第18章 汚水管路⑦
それでも俺の悪運? が、また味方してくれたようだ。
洗浄液の勢いは、足下の2メートルほどで止まっていた。だが洗浄液は、捕食するのはまだ諦めてはいないぞ、との意思を表しているかのようにその場に留まり、水位が引いていく様子はなかった。
俺がドジって、滑り落ちてくるのを待っているかのように、こっちにおいでおいでと、小さく波打っているのを足元に感じだ。
洗浄液ども、俺はお前たちに喰われたりはしないぞ! とばかりにいっそう両手両足に力を入れ、いとも簡単に登っていくアマールの魅力的なケツを追いかけるように、懸命に後を追った。
すると、なぜかアマールが登るのを止めた。さすがに、俺と同じように登り続けていたので疲れたのか?
いや、そうではなかった。どうやら壁の向こう側に、注意を注いでいるようだ。
いまでは暗闇に視界がすっかり慣れて、アマールの顔色も、大きな胸の谷間の隙間から白黒映像のように見えている。険しい表情をしているのがわかった。アマールが両足で壁を押して踏ん張りながら、銃をさっと構えた。まさかここでドンパチを始めるつもりか? だがこんな狭い場所では、ハチの巣になるのがオチだ。

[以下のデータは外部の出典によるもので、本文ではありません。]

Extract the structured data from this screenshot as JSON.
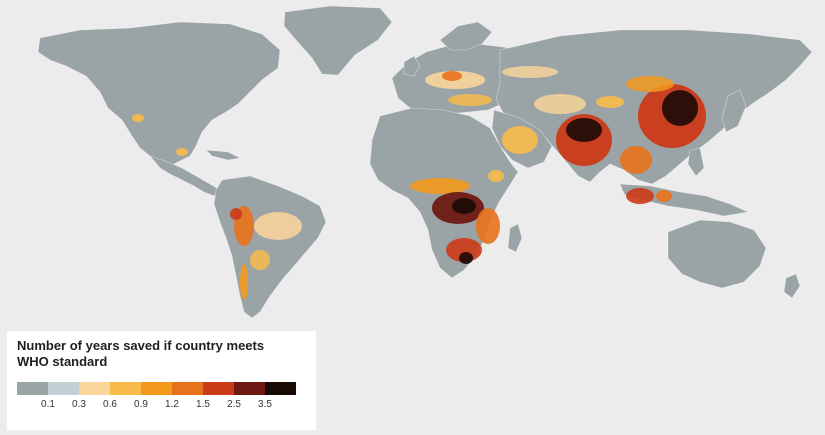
{
  "legend": {
    "title_line1": "Number of years saved if country meets",
    "title_line2": "WHO standard",
    "colors": [
      "#9aa3a6",
      "#c3d0d4",
      "#fbd69a",
      "#f8bb4a",
      "#f39a1d",
      "#e8721c",
      "#cc3a17",
      "#6e1a12",
      "#1a0a05"
    ],
    "ticks": [
      "0.1",
      "0.3",
      "0.6",
      "0.9",
      "1.2",
      "1.5",
      "2.5",
      "3.5"
    ]
  },
  "colors": {
    "background": "#ececec",
    "land": "#9aa3a6"
  }
}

「ワンヤ、タルガニーヤイビン、ウマカライヂジララン」
アマールがいきなり大声を張り上げ、変な言葉を喋った。
さっきまで話していた日本語や英語でもなく、もちろんロシア語や、中国語でもない。これがAI言語なのか? いや、たしか沖縄の離島の方言によく似ている。
しかも発した声は重低音の、男の声だった。
アマールが凄腕なのは、やっぱり男なのか? そうなら玉と立派な天狗も、まだ股間にぶら下げているかも。ということは、ヒューマノイドのニューハーフ?
いまにも命を失いそうな、こんな厳しい状況下に置かれているというのに、どこか妙にがっかりした気持ちが、俺の心に沸いていた。
ニューハーフが好きな人には、申し訳ないが。